Когда сзади к ней подошла сестра, Уинни еще тошнило. Чтобы Уинни полегчало, Девона приложила мокрое полотенце ей ко лбу. Постепенно живот отпустило. Ослабевшая, она отвернулась от горшка и осталась сидеть на полу. Подхватив падающее полотенце, прижала его ко рту. Девона присела рядом.
– Я только хуже сделала, – сказала Уинни, складывая полотенце и вытирая им глаза. – Папа, наверное, уже приказал готовить коляску, чтобы поехать к Кенану и всадить ему пулю в лоб.
– Типтон успокоит папу, – заверила сестру Девона, убирая с ее мокрого лица выбившиеся локоны. – Ты не любишь лорда Невина?
Уинни шмыгнула носом.
– Нет. Когда-то, может, и… Нет.
– Почему ты не сказала мне, что влюблена в мистера Милроя?
Успокоившись, но дрожа, Уинни ответила:
– Я не хотела влюбляться. Сначала он мне даже не понравился. А потом благоразумнее было не упоминать о нем, особенно когда папа приказал мне избегать его общества.
– Он отвечает на твои чувства?
Боль пронзила ее сердце, лишая последних сил.
– Я ему небезразлична. – Если бы Уинни думала иначе, она бы не вынесла этого. Почувствовав несогласие сестры, она продолжала: – Ты не понимаешь. Все в этой жизни всегда было против него. Кенан не такой, как мы. Раскрыть сердце для него значит проявить слабость. Не знаю, сможет ли он когда-нибудь признаться в своих чувствах.
Впрочем, за него говорило его тело. В его объятиях она чувствовала себя любимой и защищенной. И думала, что этого достаточно…
Уинни отвела взгляд от глаз сестры, в которых было и недоверие, и сочувствие. Ей было неприятно, ведь она заслуживала и того, и другого.
– Он предложит тебе выйти замуж, Уинни? Облагородит ли он, обезопасит ли свою невысказанную любовь тем, что даст тебе свое имя, дом, семью?
– Мне нечего ответить, – решительно сказала Уинни. – Никто все равно не поверит.
Глава 15
Кенан точно не знал, отчего проснулся: то ли от звука, когда зажгли спичку, то ли от едкого запаха серы. Притворяясь спящим, он чуть приоткрыл глаза, чтобы разглядеть вошедшего. Одетый в черное, человек неторопливо зажег лампу на столе.

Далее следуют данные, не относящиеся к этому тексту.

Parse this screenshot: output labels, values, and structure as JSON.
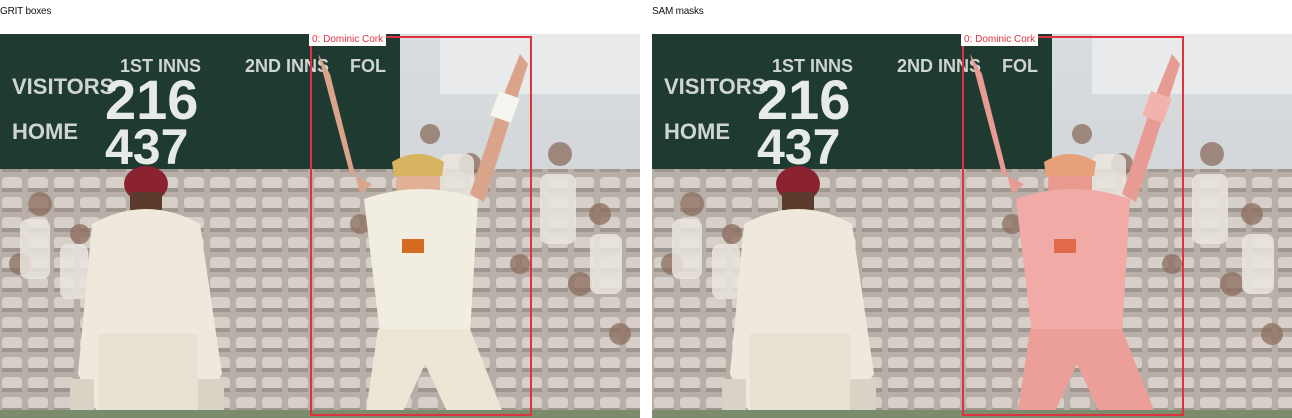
{
  "panels": [
    {
      "title": "GRIT boxes",
      "detections": [
        {
          "label": "0: Dominic Cork",
          "color": "#e0313f",
          "mask": false
        }
      ]
    },
    {
      "title": "SAM masks",
      "detections": [
        {
          "label": "0: Dominic Cork",
          "color": "#e0313f",
          "mask": true
        }
      ]
    }
  ],
  "scoreboard": {
    "row1_label": "VISITORS",
    "row2_label": "HOME",
    "visitors_score": "216",
    "home_score": "437",
    "header_1": "1ST INNS",
    "header_2": "2ND INNS",
    "header_3": "FOL"
  }
}
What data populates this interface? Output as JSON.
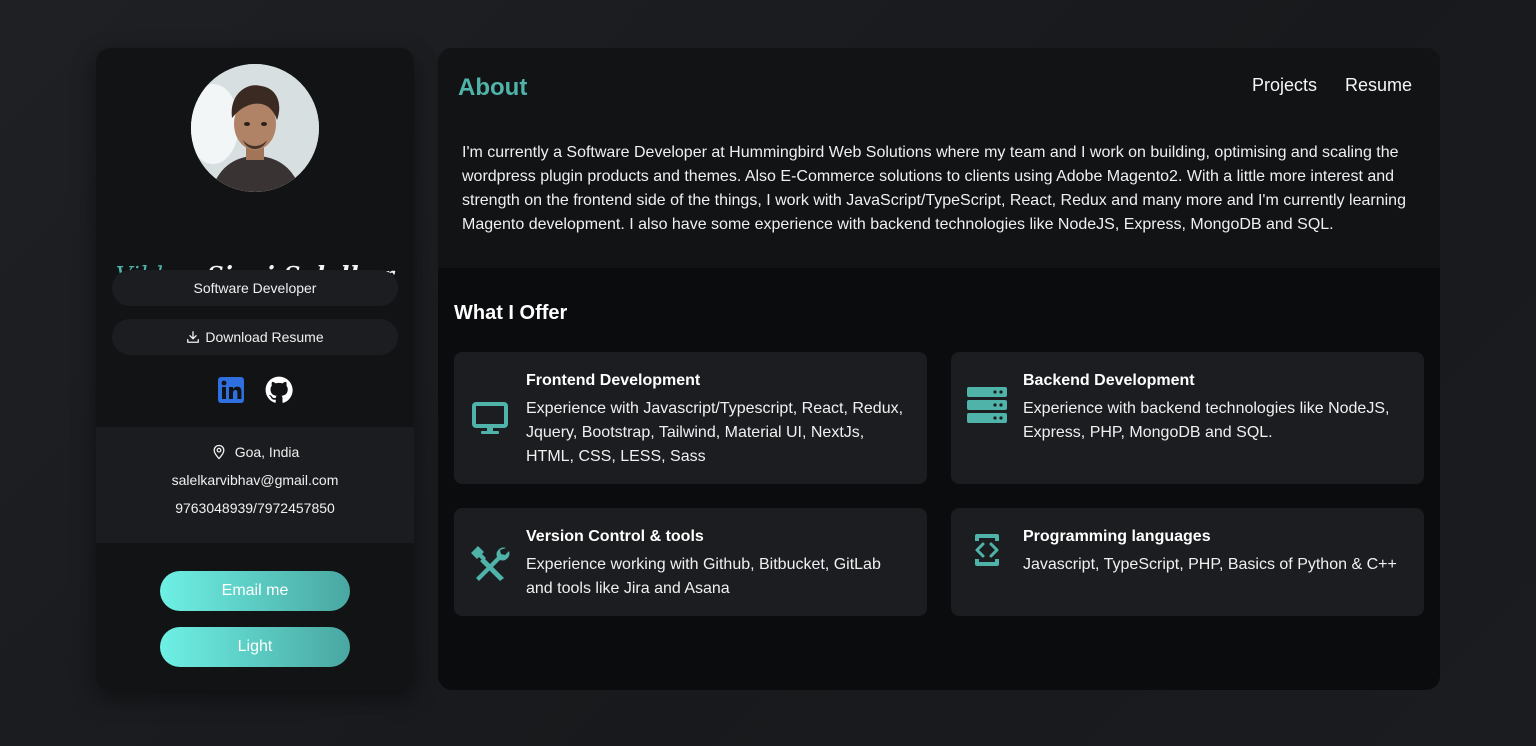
{
  "profile": {
    "name_first": "Vibhav",
    "name_rest": "Sinai Salelkar",
    "role": "Software Developer",
    "download_label": "Download Resume",
    "location": "Goa, India",
    "email": "salelkarvibhav@gmail.com",
    "phone": "9763048939/7972457850",
    "email_button": "Email me",
    "theme_button": "Light",
    "social_icons": [
      "linkedin-icon",
      "github-icon"
    ]
  },
  "about": {
    "title": "About",
    "nav": [
      "Projects",
      "Resume"
    ],
    "text": "I'm currently a Software Developer at Hummingbird Web Solutions where my team and I work on building, optimising and scaling the wordpress plugin products and themes. Also E-Commerce solutions to clients using Adobe Magento2. With a little more interest and strength on the frontend side of the things, I work with JavaScript/TypeScript, React, Redux and many more and I'm currently learning Magento development. I also have some experience with backend technologies like NodeJS, Express, MongoDB and SQL."
  },
  "offer": {
    "title": "What I Offer",
    "cards": [
      {
        "title": "Frontend Development",
        "desc": "Experience with Javascript/Typescript, React, Redux, Jquery, Bootstrap, Tailwind, Material UI, NextJs, HTML, CSS, LESS, Sass",
        "icon": "monitor-icon"
      },
      {
        "title": "Backend Development",
        "desc": "Experience with backend technologies like NodeJS, Express, PHP, MongoDB and SQL.",
        "icon": "server-icon"
      },
      {
        "title": "Version Control & tools",
        "desc": "Experience working with Github, Bitbucket, GitLab and tools like Jira and Asana",
        "icon": "tools-icon"
      },
      {
        "title": "Programming languages",
        "desc": "Javascript, TypeScript, PHP, Basics of Python & C++",
        "icon": "code-icon"
      }
    ]
  },
  "colors": {
    "accent": "#4fb3a9",
    "button_gradient_start": "#6ef0e4",
    "button_gradient_end": "#49a7a1",
    "linkedin": "#2f6fe0"
  }
}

– Хорошо, что вы проснулись, – сказал незнакомец, хотя Кенан не шелохнулся. – Я мог бы не удержаться от соблазна и натворить глупостей.
Кенан быстро сел на кровати, натянув на себя покрывало.
– Ваша скромность – просто прелесть, мистер Милрой, но совсем не обязательна. Не думаю, что ваше тело чем-то отличается от тех, что мне довелось видеть в силу моей профессии.
Кенан стиснул зубы, словно защищаясь от насмешливого тона незнакомца, чье лицо оставалось в тени. Тот сел на стул и положил на колени трость. В недоумении Кенан решил пока оставаться на расстоянии, подумав, что в трости могло скрываться оружие – длинный острый клинок.
Несмотря на эти мысли, он проговорил:
– Бросьте мне брюки. Незнакомец усмехнулся.
– Предпочитаю сохранить свое преимущество.
– Вот дьявол, – выругался Кенан, как последний бродяга. – Вы ведь не из тех чертовых гомосексуалистов? Мне было четырнадцать, когда один такой захотел приласкать меня своими мягкими пальчиками. Но на прощание я все же сломал ему нос и руку!